SDG 15: Life on Land Target 15.8: By 2020, introduce measures to prevent the introduction and significantly reduce the impact of invasive alien species on land and water ecosystems and control or eradicate the priority species. Indicator 15.8.1: Proportion of countries adopting relevant national legislation and adequately resourcing the prevention or control of invasive alien species.

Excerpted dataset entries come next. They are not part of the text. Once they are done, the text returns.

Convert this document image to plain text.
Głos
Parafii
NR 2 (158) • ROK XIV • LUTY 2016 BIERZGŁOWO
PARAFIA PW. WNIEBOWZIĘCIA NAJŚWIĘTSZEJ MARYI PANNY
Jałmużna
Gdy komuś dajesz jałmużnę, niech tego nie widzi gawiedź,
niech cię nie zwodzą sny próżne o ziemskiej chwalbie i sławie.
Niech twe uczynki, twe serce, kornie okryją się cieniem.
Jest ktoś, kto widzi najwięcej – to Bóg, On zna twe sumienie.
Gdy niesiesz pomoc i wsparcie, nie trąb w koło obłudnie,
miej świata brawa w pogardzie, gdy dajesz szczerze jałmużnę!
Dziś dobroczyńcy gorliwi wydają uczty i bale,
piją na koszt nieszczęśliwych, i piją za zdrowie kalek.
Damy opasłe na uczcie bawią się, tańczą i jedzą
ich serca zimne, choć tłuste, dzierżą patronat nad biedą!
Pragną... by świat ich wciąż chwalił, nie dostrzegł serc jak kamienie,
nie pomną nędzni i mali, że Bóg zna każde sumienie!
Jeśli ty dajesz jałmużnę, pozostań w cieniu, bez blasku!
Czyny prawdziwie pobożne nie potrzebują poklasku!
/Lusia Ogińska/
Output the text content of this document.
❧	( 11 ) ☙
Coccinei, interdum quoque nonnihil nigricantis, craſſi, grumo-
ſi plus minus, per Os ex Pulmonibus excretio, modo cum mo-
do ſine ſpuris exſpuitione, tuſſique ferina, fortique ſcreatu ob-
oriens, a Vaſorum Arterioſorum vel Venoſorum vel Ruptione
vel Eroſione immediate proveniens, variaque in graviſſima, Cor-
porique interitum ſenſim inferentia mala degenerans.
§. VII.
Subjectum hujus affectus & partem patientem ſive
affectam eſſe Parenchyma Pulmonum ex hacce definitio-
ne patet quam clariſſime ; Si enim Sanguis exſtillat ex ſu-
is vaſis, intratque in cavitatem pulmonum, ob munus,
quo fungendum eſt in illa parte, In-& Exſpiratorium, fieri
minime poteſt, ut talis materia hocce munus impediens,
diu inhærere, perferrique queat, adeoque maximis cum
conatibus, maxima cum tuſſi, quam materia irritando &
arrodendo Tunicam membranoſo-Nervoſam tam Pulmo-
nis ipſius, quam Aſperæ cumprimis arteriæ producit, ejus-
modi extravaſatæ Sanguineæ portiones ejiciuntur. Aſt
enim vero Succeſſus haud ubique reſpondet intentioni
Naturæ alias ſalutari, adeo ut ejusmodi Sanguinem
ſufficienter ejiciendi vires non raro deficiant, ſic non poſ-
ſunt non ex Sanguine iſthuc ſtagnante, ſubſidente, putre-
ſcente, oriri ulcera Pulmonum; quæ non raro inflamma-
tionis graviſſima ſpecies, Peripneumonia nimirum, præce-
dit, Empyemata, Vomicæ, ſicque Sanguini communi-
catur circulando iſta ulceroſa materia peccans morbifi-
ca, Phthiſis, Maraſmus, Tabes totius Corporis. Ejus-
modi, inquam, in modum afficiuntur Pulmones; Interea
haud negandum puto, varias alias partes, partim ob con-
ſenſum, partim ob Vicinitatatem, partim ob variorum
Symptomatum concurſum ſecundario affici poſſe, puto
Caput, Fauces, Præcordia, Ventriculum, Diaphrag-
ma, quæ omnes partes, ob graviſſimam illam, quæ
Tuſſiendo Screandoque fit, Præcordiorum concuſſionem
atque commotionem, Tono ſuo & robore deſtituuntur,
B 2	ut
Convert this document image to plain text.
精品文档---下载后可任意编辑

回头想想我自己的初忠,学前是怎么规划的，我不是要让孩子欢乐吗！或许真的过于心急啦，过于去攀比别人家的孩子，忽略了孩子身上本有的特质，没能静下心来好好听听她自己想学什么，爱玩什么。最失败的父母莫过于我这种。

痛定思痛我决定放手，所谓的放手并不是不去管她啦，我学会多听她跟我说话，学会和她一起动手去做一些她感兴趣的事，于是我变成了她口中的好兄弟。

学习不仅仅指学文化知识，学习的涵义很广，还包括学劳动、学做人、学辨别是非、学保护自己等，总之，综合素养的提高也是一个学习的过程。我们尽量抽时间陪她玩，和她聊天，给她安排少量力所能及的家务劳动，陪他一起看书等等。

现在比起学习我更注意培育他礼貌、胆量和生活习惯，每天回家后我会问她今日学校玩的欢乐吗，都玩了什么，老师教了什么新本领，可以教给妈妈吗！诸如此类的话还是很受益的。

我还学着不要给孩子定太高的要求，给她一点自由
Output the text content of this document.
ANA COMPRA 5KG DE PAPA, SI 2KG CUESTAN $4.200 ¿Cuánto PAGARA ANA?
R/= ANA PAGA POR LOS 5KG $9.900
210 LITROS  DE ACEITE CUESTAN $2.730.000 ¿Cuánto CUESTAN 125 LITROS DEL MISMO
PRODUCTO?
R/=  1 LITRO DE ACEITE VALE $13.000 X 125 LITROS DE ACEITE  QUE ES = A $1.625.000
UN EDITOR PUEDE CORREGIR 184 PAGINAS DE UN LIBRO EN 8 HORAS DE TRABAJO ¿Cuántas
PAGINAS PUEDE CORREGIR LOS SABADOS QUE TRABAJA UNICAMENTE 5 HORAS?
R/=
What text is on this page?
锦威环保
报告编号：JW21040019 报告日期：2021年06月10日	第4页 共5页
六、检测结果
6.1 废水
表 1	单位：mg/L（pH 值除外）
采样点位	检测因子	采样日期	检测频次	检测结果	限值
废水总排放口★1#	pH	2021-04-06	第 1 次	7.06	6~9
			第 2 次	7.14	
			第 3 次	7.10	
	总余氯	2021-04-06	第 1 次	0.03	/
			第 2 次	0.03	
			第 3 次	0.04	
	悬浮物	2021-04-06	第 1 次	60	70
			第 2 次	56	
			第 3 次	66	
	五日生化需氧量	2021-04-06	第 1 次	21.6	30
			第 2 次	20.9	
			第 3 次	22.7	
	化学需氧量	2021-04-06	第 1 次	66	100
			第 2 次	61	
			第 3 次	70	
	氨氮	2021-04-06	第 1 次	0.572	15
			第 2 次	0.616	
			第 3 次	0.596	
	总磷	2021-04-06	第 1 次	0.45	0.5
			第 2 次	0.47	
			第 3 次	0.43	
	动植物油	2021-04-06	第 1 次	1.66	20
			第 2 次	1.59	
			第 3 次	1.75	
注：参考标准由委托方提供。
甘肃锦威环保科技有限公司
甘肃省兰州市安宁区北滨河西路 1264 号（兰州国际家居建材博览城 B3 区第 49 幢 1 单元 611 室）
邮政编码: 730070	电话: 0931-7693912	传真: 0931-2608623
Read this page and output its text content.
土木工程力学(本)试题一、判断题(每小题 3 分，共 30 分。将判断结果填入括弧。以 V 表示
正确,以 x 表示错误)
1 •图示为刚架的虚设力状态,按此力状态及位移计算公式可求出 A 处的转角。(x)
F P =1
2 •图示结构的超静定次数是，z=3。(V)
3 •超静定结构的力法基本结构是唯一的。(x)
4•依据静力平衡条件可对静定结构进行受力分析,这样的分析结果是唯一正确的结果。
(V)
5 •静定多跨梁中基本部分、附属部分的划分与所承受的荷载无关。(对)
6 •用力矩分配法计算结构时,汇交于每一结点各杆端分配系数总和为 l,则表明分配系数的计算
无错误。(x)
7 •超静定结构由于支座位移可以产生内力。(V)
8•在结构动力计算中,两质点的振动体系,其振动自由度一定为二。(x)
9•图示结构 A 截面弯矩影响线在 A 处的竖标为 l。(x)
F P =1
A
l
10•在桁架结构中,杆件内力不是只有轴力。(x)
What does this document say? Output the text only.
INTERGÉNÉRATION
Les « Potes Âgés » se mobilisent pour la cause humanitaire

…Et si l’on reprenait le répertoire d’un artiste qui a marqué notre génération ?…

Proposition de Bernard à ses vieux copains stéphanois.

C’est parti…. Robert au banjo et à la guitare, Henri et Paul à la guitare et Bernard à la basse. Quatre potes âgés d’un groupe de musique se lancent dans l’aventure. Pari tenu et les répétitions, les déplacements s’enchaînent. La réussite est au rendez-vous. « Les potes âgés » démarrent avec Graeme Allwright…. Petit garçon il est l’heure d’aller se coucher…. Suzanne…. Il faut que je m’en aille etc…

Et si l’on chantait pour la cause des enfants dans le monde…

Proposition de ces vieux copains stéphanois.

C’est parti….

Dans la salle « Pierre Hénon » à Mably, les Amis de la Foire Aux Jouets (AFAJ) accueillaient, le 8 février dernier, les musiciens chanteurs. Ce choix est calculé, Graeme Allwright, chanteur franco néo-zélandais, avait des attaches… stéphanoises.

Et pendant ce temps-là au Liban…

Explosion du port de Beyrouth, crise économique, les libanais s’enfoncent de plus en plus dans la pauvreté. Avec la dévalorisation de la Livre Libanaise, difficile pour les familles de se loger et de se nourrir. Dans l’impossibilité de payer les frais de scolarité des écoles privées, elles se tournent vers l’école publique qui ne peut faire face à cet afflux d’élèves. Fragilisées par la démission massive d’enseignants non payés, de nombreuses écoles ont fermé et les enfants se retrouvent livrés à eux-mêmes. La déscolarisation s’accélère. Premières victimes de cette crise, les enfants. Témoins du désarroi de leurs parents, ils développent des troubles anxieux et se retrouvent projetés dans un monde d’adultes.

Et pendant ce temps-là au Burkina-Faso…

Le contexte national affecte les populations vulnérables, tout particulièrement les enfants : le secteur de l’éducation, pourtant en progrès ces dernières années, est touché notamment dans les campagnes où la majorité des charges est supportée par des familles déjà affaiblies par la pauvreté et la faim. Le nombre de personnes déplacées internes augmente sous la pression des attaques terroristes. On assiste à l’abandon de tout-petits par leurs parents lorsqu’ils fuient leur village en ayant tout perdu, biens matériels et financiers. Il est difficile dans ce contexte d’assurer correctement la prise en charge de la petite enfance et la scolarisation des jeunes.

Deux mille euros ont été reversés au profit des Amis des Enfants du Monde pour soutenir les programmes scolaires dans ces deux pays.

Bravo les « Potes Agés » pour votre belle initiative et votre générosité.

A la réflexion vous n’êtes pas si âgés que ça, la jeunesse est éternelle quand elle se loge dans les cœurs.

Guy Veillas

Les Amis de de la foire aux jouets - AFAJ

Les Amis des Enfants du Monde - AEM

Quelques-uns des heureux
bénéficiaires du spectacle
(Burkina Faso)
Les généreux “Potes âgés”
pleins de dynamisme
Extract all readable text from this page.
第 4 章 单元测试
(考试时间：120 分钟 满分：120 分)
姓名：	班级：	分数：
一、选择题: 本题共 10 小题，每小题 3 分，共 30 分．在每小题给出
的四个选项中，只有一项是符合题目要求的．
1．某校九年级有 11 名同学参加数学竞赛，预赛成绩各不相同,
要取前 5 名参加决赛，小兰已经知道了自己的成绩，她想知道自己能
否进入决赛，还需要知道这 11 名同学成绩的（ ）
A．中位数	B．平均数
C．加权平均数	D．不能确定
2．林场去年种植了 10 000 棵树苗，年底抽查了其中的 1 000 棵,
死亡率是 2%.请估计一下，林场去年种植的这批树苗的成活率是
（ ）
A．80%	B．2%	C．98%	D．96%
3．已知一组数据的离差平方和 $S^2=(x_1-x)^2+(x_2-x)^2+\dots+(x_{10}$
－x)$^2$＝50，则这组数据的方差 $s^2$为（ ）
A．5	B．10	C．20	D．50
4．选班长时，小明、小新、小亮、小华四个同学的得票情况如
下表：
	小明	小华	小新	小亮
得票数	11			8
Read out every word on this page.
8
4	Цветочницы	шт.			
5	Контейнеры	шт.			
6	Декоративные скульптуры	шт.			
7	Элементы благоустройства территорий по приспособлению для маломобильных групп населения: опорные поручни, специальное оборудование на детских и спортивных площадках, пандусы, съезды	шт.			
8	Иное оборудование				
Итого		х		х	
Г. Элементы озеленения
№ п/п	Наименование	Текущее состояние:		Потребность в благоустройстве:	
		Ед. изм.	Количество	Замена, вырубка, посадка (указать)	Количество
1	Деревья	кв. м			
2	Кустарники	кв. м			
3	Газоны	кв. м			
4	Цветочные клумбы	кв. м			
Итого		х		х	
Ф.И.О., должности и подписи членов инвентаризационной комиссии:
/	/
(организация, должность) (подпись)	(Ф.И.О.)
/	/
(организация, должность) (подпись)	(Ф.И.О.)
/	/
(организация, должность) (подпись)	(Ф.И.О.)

Based on the article, the issues highlighted are connected to SDG 2 (Zero Hunger) as it discusses the interception of prohibited food products that could potentially introduce diseases and pests. SDG 3 (Good Health and Well-being) is also relevant as it emphasizes preventing the outbreak of deadly diseases. Additionally, SDG 15 (Life on Land) is connected as it focuses on preventing the introduction and impact of invasive alien species on ecosystems.

The specific targets identified from the article’s content include Target 2.4, which aims to ensure sustainable food production systems and resilient agricultural practices, and Target 3.3, which aims to end epidemics and combat communicable diseases. Target 15.8 is also relevant, as it aims to prevent the introduction and reduce the impact of invasive alien species.

The indicators mentioned or implied in the article that can be used to measure progress towards the identified targets are Indicator 2.4.1, which measures the proportion of agricultural area under sustainable agriculture, Indicator 3.3.1, which measures the number of new HIV infections, and Indicator 15.8.1, which measures the proportion of countries adopting legislation for invasive alien species prevention or control.

Behold! This splendid article springs forth from the wellspring of knowledge, shaped by a wondrous proprietary AI technology that delved into a vast ocean of data, illuminating the path towards the Sustainable Development Goals. Remember that all rights are reserved by SDG Investors LLC, empowering us to champion progress together.